Si les cancers liés à l’exposition au chlordécone ont été reconnus comme maladie professionnelle en décembre 2021, ouvrant la voie à l’indemnisation d’exploitants et ouvriers agricoles, aucune mise en examen n’a été prononcée. Le chlordécone est un perturbateur endocrinien reconnu comme neurotoxique, dangereux pour le système nerveux. Dès 1979, l’organisation de la santé (OMS) avertissait de la dangerosité de ce produit. Faisant fi de ces alertes, la France ne l’a interdit qu’en 1990. Aux Antilles, il a même été autorisé jusqu’en 1993, par deux dérogations signées, sous François Mitterrand. Le chlordécone augmente aussi le risque de prématurité, une réduction de la fertilité, une multiplication exponentielle des cancers du sein et des ovaires.
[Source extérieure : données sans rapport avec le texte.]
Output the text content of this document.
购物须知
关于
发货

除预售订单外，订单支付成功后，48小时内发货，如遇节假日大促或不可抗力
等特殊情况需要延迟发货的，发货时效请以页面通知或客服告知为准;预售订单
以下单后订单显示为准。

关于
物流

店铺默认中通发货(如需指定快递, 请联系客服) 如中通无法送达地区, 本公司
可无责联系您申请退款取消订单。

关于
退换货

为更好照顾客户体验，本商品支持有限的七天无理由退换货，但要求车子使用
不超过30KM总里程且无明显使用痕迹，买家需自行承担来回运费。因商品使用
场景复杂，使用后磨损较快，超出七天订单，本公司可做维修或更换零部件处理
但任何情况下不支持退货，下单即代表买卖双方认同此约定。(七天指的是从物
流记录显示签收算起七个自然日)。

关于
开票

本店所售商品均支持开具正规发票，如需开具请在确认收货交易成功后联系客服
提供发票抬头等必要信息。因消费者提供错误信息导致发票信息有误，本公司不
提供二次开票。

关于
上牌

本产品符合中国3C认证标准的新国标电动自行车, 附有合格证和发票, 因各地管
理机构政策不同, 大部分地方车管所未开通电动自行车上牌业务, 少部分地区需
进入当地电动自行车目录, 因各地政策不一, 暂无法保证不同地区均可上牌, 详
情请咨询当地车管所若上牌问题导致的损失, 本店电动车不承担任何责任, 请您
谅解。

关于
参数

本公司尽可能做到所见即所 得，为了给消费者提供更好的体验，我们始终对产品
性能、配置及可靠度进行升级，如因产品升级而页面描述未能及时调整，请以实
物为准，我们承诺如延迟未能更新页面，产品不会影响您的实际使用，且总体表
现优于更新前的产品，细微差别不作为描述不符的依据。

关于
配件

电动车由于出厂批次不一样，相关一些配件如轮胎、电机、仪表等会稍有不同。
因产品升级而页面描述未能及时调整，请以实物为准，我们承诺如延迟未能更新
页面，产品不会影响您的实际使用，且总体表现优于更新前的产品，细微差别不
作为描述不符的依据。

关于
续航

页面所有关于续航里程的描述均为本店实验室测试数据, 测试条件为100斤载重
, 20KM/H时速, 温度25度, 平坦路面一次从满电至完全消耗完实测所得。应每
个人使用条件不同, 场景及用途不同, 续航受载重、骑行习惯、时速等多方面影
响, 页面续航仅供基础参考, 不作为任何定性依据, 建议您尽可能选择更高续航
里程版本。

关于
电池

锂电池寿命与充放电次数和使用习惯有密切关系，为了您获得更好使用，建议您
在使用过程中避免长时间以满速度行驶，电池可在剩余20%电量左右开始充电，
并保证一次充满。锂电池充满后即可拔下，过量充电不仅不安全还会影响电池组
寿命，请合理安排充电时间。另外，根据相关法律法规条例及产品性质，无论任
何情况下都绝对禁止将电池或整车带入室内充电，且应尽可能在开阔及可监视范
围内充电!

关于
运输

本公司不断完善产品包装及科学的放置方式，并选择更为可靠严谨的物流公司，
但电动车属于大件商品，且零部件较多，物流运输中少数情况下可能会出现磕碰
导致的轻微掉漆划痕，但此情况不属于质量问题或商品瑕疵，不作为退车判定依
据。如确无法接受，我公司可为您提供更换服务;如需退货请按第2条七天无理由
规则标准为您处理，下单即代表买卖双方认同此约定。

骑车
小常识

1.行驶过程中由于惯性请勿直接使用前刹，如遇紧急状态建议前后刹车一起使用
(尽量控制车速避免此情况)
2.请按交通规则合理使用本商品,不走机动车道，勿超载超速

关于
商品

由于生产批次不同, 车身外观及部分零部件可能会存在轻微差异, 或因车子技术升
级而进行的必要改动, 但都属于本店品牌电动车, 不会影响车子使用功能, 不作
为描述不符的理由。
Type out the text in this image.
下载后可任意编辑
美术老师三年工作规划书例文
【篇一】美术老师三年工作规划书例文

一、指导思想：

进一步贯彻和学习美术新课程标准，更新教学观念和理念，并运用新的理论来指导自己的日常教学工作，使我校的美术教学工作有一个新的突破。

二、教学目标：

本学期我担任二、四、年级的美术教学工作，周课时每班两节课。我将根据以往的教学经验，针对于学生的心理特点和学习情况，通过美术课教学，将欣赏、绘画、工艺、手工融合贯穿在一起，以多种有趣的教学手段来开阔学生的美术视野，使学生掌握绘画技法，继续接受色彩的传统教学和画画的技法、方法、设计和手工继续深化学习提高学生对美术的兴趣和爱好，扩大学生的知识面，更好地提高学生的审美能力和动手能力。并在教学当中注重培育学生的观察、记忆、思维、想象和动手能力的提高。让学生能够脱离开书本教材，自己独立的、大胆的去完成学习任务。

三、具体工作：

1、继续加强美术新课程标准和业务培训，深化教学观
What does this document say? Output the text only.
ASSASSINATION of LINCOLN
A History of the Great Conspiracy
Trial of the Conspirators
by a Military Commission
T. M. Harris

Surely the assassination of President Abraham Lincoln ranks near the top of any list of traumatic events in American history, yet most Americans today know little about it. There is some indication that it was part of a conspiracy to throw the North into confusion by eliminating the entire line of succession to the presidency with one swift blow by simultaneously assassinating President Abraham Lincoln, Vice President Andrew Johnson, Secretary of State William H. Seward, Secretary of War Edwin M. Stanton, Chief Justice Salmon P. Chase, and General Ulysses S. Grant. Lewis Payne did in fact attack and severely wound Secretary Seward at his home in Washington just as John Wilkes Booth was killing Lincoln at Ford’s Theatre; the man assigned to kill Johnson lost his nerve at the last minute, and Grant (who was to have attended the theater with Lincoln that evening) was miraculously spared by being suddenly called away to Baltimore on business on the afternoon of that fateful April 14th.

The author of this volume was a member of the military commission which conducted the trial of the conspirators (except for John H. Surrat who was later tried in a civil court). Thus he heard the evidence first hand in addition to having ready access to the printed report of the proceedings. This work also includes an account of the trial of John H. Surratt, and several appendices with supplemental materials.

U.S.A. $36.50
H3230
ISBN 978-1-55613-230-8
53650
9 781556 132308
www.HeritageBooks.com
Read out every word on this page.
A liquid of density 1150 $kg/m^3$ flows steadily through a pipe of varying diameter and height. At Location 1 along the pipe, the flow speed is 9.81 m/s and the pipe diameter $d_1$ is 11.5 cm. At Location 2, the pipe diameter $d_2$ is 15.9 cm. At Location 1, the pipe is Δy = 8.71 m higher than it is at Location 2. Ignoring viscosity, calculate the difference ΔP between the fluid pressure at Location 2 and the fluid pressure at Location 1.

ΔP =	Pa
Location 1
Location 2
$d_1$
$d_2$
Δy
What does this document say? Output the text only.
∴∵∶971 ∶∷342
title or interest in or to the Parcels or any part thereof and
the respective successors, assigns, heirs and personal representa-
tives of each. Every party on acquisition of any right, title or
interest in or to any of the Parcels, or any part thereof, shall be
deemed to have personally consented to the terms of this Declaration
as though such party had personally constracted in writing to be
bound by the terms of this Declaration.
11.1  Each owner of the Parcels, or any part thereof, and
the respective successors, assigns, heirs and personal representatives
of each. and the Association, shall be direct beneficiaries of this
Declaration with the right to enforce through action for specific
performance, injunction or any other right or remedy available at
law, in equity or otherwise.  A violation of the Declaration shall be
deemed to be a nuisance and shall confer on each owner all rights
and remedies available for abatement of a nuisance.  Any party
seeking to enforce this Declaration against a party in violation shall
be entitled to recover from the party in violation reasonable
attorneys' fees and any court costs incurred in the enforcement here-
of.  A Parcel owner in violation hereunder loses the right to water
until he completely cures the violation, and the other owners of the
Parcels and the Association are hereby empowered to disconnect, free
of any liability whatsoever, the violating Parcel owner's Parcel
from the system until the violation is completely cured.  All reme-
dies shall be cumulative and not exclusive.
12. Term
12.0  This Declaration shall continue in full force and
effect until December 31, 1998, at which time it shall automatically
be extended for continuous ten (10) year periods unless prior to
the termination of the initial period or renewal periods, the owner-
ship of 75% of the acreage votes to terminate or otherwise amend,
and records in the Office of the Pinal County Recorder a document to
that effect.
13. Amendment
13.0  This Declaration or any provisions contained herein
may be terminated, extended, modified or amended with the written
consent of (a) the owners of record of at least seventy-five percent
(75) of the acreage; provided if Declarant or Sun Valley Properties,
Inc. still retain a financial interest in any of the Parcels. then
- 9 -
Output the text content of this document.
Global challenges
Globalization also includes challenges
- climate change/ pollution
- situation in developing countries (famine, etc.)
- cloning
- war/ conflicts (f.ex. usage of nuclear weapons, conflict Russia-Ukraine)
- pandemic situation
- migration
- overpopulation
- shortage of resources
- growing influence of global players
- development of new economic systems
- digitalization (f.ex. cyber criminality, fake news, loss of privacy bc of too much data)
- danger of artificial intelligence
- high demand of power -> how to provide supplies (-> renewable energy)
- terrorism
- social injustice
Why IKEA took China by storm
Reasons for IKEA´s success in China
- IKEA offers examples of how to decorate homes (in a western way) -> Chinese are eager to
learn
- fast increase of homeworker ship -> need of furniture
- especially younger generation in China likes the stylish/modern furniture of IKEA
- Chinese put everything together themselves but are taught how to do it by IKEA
Depuis dix-huit ans, les citoyens se mobilisent pour réclamer vérité, justice et réparation. Leur colère est dirigée contre les responsables du scandale, désormais clairement identifiés. Cet empoisonnement est "consécutif au système de profit mis en place par de grands planteurs issus des familles esclavagistes (les békés), qui bâtirent leur fortune à l’ombre du Code noir de Colbert", écrivaient des acteurs et collectifs de la société civile dans Mediapart. Un empoisonnement criminel qui aura duré des décennies avec la complicité de l’État français accordant des dérogations pour un pesticide interdit en France. » En 2019, une commission d’enquête parlementaire a conclu que l’État français était « le premier responsable » de la pollution au chlordécone.
Le Groupe Bernard Hayot (GBH) est reconnu et identifié comme l’un des principaux responsables de l’empoisonnement. Les gouvernements successifs, les autorités de santé aux Antilles ont autorisé, pendant des décennies, les patrons de la banane à utiliser le Chlordénone.
La population réclame justice depuis des années pour ce scandale. La réponse de l’État est cinglante, intervention des forces de l’ordre, interpellation, garde à vue pour intimider celles et ceux qui protestent, osent lutter pour obtenir réparation et pour faire taire leurs revendications. « Les empoisonneurs n’ont même pas été inquiétés, pas une mise en examen, pas une audition, alors que leurs victimes sont traduites et lourdement condamnées devant les tribunaux », déplore Naéma Rainette-Dubo porte-parole du collectif "Zéro Chlordécone, zéro poison". « C’est le monde à l’envers ».
La violence coloniale sévit toujours, d’un côté un peuple qui depuis trois siècles connaît la violence du capitalisme sous tous ses versants : esclavage, exploitation, mépris arrogant des békés (colons) et de la métropole, de l’autre côté la révolte des sans droit qui chaque jour luttent pour leur survie.
Notre parti renouvelle son soutien aux luttes de masse des guadeloupéens et martiniquais pour les droits sociaux, la santé, la liberté et la justice.